ジョースター一行とは異なる目的でここまで辿り着いた澪が、この旅路で何かしらの答えを見つけられたのならば、信じようと思った。
それがどんな結果を招いたとしても受け入れようと──誓った。
だから、
「なら、よかった」
シーザーはそれだけを告げて、羽根を手に取った。
小さな羽根飾りは、まるで何かを訴えるかのように彼の手の中でふわりと揺れた。
「よぉっし、シーザー!」
全ての準備が終わったのか、澪は俄然イキイキした様子で問いかける。
「シャボン液の準備は万端かね!?」
「当然」
「波紋の調子は万全かね!?」
「もちろんだ!」
「じゃあDIOのあほと、スタンド使いをボッコボコにする覚悟はおーけー!?」
「ッたりめーだろうが! 俺を誰だと思っていやがる!」
胸を張るシーザーに、澪は肉食獣めいたぎらつく瞳でにやりと笑い、いつの間に出したのか愛刀を腰に差し、片方の手には昔ながらのマッチ箱。

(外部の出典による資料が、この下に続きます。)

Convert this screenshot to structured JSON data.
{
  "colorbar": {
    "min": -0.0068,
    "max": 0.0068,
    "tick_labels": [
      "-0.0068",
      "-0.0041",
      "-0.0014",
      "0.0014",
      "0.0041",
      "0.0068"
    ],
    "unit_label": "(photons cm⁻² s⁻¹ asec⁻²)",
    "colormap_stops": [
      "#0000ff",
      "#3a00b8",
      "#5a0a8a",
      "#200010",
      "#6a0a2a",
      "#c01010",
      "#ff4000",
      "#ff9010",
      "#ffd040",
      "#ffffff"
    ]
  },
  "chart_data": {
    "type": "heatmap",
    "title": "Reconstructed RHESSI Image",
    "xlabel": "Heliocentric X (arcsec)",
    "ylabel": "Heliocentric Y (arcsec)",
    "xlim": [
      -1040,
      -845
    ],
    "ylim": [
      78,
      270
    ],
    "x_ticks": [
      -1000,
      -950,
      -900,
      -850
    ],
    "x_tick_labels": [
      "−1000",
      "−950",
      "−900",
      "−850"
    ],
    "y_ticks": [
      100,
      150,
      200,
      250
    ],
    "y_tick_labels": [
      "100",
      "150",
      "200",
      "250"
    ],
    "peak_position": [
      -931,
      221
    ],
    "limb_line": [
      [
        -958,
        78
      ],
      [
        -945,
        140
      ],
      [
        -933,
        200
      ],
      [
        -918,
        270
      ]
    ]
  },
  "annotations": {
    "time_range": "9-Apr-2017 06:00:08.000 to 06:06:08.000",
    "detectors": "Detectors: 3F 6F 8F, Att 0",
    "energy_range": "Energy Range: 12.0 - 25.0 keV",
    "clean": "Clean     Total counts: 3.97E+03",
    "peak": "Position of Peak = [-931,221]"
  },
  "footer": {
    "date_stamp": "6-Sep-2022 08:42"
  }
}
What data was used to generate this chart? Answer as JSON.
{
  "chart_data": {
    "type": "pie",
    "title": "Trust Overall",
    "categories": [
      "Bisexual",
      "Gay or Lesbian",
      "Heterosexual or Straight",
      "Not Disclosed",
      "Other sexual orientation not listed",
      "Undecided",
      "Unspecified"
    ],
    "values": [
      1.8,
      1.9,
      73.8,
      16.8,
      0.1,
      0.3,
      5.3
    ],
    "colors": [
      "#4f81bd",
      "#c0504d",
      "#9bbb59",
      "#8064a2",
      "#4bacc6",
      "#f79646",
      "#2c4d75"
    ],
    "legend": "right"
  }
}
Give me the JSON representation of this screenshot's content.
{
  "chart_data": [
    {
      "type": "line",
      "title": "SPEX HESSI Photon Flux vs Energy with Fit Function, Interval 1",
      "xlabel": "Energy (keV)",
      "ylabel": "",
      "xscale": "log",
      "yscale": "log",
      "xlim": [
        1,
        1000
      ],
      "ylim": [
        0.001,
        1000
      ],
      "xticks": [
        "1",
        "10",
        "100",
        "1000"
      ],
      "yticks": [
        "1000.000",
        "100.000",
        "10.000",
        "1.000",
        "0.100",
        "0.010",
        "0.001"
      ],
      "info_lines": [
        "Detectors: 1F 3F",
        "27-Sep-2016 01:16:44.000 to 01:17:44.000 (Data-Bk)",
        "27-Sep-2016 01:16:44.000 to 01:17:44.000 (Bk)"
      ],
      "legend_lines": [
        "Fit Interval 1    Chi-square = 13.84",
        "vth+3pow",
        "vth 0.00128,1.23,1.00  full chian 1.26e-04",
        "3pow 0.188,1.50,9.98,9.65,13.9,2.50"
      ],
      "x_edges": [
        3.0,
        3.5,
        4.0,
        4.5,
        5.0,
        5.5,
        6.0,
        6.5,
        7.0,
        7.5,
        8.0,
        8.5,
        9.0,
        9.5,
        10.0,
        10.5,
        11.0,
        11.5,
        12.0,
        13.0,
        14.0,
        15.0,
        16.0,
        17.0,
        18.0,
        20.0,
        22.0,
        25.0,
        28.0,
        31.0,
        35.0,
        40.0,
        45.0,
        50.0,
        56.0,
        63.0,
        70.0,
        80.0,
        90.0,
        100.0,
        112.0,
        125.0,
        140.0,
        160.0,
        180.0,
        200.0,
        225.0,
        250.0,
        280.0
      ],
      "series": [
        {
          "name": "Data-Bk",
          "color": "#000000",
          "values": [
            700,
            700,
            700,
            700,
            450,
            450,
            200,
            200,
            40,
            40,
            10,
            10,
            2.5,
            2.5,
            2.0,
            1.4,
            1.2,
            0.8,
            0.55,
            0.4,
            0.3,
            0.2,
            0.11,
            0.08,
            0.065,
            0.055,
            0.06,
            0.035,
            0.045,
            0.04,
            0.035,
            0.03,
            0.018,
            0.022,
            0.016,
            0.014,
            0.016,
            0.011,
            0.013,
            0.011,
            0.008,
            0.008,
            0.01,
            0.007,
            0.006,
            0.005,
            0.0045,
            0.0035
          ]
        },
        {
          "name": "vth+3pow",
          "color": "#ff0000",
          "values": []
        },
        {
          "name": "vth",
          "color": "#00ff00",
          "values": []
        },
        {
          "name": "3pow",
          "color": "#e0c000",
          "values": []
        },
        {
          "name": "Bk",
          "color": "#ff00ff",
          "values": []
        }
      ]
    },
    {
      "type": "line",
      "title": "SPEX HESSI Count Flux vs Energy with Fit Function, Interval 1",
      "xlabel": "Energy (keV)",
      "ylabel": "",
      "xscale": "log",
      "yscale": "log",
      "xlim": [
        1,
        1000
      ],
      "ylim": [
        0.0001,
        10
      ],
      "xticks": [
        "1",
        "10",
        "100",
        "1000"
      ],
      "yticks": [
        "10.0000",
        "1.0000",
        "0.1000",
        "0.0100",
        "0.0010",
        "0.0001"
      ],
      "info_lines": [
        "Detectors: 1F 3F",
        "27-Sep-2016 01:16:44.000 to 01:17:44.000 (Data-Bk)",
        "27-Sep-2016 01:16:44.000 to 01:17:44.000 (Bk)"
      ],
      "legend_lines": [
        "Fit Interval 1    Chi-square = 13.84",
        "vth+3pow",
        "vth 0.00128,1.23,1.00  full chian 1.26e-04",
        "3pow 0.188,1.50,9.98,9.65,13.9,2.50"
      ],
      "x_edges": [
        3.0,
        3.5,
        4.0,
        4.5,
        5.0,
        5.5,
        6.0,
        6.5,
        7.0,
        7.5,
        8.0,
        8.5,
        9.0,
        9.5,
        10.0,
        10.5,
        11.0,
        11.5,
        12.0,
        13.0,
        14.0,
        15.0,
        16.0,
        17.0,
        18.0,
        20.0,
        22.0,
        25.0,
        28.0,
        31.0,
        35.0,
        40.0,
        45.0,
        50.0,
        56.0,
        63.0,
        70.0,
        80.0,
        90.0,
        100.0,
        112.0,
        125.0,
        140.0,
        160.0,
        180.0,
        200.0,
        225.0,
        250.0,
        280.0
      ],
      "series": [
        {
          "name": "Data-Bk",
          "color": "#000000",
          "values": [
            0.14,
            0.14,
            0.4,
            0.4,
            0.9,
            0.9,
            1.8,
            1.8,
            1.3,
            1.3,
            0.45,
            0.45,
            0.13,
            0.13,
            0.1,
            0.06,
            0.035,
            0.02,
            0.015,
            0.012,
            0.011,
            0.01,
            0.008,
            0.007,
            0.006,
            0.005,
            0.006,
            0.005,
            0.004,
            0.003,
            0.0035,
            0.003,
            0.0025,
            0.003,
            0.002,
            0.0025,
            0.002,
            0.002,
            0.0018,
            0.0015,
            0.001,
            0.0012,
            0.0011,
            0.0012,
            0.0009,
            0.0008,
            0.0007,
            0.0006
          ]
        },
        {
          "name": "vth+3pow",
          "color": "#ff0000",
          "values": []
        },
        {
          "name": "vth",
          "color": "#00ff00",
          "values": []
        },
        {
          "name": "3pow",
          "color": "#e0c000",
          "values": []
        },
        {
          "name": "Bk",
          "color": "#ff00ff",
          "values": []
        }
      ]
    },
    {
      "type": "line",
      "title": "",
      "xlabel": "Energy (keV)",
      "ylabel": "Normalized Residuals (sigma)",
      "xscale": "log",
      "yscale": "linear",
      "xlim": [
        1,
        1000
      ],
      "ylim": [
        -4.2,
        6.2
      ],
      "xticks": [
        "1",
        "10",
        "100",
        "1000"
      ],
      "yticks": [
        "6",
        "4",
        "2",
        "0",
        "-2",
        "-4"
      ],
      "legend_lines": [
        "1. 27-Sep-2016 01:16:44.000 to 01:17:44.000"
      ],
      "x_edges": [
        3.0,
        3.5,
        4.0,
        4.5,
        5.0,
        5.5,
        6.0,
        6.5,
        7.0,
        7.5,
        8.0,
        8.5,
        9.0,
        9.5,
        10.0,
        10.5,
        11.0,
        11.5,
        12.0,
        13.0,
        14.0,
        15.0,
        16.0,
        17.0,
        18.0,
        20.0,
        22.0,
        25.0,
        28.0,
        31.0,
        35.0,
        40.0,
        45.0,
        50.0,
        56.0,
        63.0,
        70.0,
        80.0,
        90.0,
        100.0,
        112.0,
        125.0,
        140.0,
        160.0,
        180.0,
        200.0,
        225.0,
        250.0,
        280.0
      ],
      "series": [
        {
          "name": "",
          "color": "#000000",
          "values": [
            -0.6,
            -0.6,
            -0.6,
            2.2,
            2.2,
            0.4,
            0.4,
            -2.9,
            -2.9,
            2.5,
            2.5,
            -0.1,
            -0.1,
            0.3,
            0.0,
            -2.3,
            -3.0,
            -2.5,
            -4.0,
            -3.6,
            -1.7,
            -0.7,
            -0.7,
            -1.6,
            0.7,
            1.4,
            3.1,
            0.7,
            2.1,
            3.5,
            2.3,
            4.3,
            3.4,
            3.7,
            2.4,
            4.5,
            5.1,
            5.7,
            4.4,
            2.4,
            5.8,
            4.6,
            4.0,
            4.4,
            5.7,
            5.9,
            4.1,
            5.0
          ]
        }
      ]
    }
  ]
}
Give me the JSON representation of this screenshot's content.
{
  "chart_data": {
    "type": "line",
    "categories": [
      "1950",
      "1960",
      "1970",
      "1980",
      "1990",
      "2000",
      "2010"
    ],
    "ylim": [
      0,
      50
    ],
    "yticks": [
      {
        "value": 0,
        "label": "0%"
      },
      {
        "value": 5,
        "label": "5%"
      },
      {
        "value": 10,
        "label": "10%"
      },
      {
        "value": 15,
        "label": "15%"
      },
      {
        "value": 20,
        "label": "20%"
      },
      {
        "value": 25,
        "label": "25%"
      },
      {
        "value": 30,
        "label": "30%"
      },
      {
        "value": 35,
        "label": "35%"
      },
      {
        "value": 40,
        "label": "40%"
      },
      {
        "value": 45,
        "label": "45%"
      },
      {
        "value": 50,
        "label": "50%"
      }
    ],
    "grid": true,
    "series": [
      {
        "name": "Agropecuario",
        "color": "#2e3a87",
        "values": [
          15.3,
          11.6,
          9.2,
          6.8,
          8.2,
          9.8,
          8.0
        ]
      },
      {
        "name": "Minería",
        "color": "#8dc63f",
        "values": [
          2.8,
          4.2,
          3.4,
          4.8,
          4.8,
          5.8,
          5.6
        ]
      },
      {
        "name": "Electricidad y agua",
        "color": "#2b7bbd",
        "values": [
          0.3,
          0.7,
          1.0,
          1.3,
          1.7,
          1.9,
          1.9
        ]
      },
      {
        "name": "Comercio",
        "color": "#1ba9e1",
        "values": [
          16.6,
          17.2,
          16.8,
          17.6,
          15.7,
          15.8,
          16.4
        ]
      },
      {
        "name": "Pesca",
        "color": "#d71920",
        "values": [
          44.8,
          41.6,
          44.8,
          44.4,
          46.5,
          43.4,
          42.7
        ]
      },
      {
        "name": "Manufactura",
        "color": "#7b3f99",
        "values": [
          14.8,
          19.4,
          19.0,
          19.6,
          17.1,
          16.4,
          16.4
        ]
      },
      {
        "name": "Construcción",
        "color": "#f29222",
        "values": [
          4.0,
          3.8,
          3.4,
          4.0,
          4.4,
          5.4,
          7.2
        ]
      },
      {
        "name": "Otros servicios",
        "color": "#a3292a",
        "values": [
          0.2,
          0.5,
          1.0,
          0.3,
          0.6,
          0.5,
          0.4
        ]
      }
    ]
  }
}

「待ってろよディオ! よくも僕ん家をシロアリなんぞで倒壊させてくれたな! 目には目を! 歯には歯を!」
シュッとマッチの先がすられ、火が灯る。
「規模が小さいのが残念だけど……家屋破壊には家屋破壊じゃああ! 喰らえーい!」
全身を駆け巡るハイテンションに身を任せて威勢良く大声を張り上げ、ぽーんと投げられた火の点いたマッチは狙い違わず火薬の真上に。
「ふぁいやーッ!」
刹那、爆音。
風が渦巻き、衝撃が髪をちぎれよとばかりに掻き乱す。熱波がどっと押し寄せてきた。
風向きの関係で真っ黒な煙をうっかり吸って盛大にむせていると、その間に煙は晴れ、壁のいちぶと窓ガラスが粉々に粉砕されていた。
「おお……ホントに爆発したな」
「えっ信じてなかったの?」
感心するシーザーに向き直ると、咄嗟に目線を逸らされた。まぁいいけど。
「そんなことより早く行こう! スタンド使いを索敵したり迎撃しつつポルナレフさんたちと合流!」
「ああ」
「あと壁とか窓、片っ端から破壊してもいい? ワムウさんの時みたいに!」
どうやら相当鬱憤が溜まっていたのか、刀をぶんぶん振り回しながら意気揚々としている澪を止める術が、シーザーには思いつかなかった。
「……自爆しないならな」
残念ながら手榴弾は品切れなのである。